A Fiscalização de um Município adota a seguinte medida: quando o sistema de controle do Imposto sobre Serviços relata uma divergência entre os relatórios de serviços prestados, de emissão de notas fiscais e de pagamentos do imposto, o Fiscal lavra imediatamente auto de infração contra o sujeito passivo em função da divergência constatada. E pior, se a divergência representar pagamento a menor, o auto de infração pune o infrator por sonegação.

Em entrevista no Jornal Valor, o Subsecretário de Fiscalização da Receita Federal, Senhor Iágaro Jung Martins, declarou que o número de incoerências nas declarações dos contribuintes do Imposto de Renda atinge o total estimado de vinte e seis mil pessoas jurídicas. Contudo, por meio de notificações, tais empresas têm a oportunidade de corrigir os possíveis erros e, assim, escapar das multas. Tais notificações já foram enviadas, dando o alerta para que essas empresas tenham tempo de examinar os supostos erros cometidos e, se for o caso, promover suas retificações.

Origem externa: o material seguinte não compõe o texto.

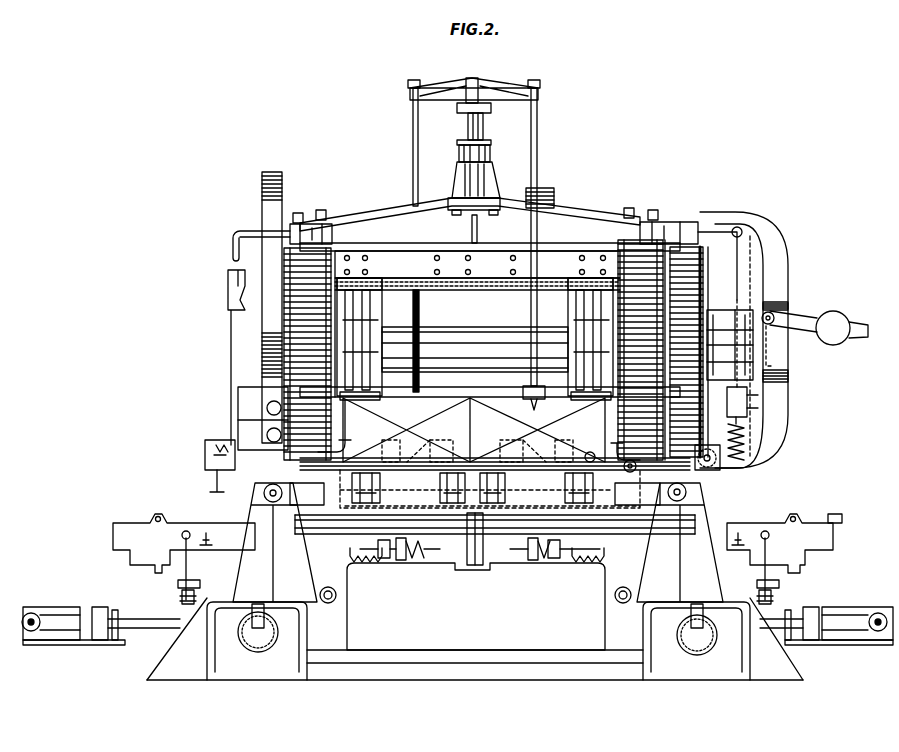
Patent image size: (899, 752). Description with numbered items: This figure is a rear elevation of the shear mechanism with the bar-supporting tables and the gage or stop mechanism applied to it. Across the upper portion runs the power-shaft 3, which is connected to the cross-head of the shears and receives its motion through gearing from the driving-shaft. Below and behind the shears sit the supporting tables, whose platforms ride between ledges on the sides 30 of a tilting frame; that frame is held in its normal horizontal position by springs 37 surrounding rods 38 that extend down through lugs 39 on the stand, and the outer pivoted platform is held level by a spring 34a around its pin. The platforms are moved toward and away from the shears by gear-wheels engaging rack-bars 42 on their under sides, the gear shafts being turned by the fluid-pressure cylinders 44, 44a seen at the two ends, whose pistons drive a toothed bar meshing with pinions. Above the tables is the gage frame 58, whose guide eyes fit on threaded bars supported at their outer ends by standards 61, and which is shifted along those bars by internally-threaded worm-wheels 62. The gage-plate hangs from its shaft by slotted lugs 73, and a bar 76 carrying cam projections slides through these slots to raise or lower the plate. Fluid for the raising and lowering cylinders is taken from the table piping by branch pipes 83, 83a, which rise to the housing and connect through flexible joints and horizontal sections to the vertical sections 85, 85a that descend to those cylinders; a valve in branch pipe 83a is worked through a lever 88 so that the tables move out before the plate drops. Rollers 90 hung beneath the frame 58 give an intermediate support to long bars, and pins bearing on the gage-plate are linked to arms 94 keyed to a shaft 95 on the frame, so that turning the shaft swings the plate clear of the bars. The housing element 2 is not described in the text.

The frame 2 is at (495, 428).
The power-shaft 3 is at (453, 337).
The sides of frame 30 is at (473, 543).
The spring 34a is at (545, 560).
The springs 37 is at (182, 596).
The rods 38 is at (186, 565).
The lugs 39 is at (178, 584).
The rack-bars 42 is at (358, 565).
The fluid-pressure cylinder 44 is at (65, 616).
The fluid-pressure cylinder 44a is at (838, 618).
The frame 58 is at (490, 495).
The standards 61 is at (478, 542).
The worm-wheels 62 is at (668, 494).
The lugs or ears 73 is at (440, 454).
The bar 76 is at (372, 462).
The branch pipe 83 is at (233, 253).
The branch pipe 83a is at (742, 294).
The vertical section 85 is at (340, 325).
The vertical section 85a is at (616, 326).
The lever 88 is at (840, 523).
The rollers 90 is at (494, 540).
The arms 94 is at (440, 490).
The shaft 95 is at (425, 465).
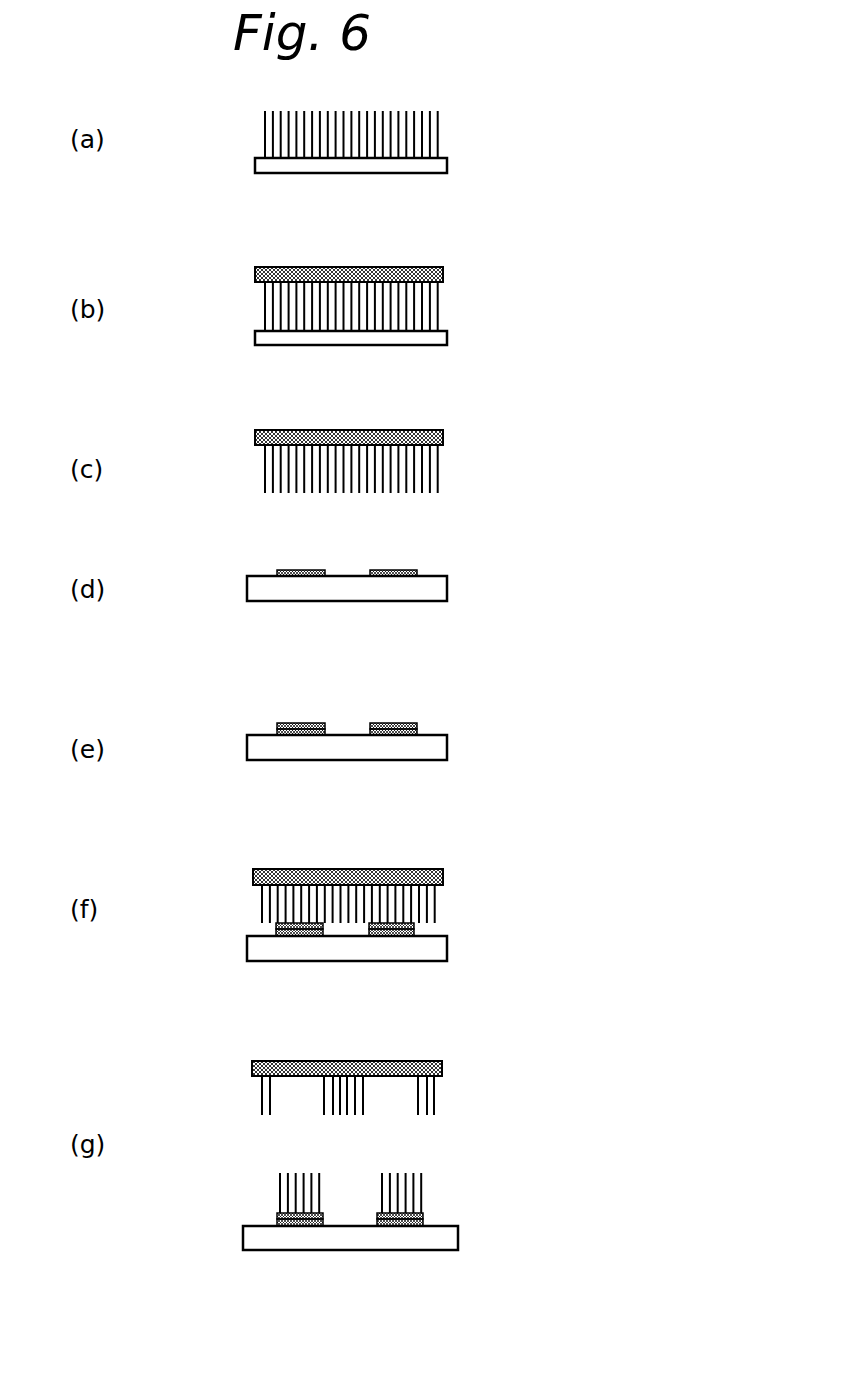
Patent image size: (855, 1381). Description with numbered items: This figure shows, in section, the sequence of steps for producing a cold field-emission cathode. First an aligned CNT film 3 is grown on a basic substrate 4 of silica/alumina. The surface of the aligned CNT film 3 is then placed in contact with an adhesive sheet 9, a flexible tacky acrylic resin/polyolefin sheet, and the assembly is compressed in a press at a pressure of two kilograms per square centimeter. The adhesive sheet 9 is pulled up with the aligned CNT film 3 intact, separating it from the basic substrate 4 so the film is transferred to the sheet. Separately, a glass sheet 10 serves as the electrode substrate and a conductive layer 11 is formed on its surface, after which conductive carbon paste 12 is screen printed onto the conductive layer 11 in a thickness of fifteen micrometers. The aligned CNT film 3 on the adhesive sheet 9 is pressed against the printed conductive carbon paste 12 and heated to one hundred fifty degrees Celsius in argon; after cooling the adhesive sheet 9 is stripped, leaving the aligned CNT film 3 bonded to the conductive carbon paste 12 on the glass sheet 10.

The aligned CNT film 3 is at (250, 112).
The basic substrate 4 is at (423, 168).
The adhesive sheet 9 is at (418, 267).
The glass sheet 10 is at (412, 590).
The conductive layer 11 is at (418, 572).
The conductive carbon paste 12 is at (418, 723).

Bom saber que a Receita Federal não age desse modo por ser “boazinha”, mas, sim, porque o indício constatado não serve de prova material de um ilícito, muito menos de evidência da sonegação cometida.

Emitir relatórios ao Fisco é uma daquelas obrigações alcunhadas de “acessórias”. São consideradas obrigações de fazer, porém, essa tal obrigação acessória só subsiste em função da obrigação principal, a de dar. Ou seja, tudo gira em torno da obrigação de dar (pagar o devido), sendo as de fazer meros instrumentos persecutórios do cumprimento correto da obrigação de pagar.

Em outras palavras, erros ou descumprimentos de obrigações acessórias podem servir como indício de um ilícito, mas não de prova. Acende-se uma luz vermelha, cai na malha fina, serve para isso e para aquilo, mas não serve para provar a sonegação ou a fraude fiscal. 

Os indícios ainda estão na esfera das presunções de supostas condutas ilícitas. Os erros documentais podem ser punidos, pois as leis municipais são fartas em penalidades sobre erros formais (atrasos, erros em declarações, descumprimento de exigências procedimentais etc.), mas não servem para justificar sanções penais (dolo, simulação e conluio). De fato, os deveres instrumentais a que se obrigam os sujeitos passivos cada vez mais se sofisticam e se ampliam como técnica de colaboração dos contribuintes para melhor apuração da verdadeira obrigação tributária por eles devida. Seria até possível dizer que os chamados lançamentos por homologação, quando o contribuinte recolhe determinado valor espontaneamente, aguardando a confirmação do Fisco em relação ao valor recolhido (o que raramente ocorre), já deveriam ser considerados “lançamentos” declaratórios, tanto são os procedimentos instrumentais exigidos.

Na verdade, cada vez mais a Fiscalização deixa de fiscalizar diretamente os contribuintes, dando preferência ao trabalho interno de examinar o cumprimento das obrigações acessórias. Não dizer que esse fenômeno decorra da preguiça dos servidores, de forma alguma, nem do desgaste de encarar diretamente o contribuinte, mas, a causa não só se dá pela contumaz carência de pessoal especializado como também da comodidade de ficar sentado em sua mesa de trabalho, examinando relatórios. A dizer, então, que a fiscalização costuma agir por suspeita tendo por base a constatação de possíveis equívocos na produção pelo contribuinte dos seus deveres formais. O Fiscal passou a ser um burocrático pesquisador de relatórios.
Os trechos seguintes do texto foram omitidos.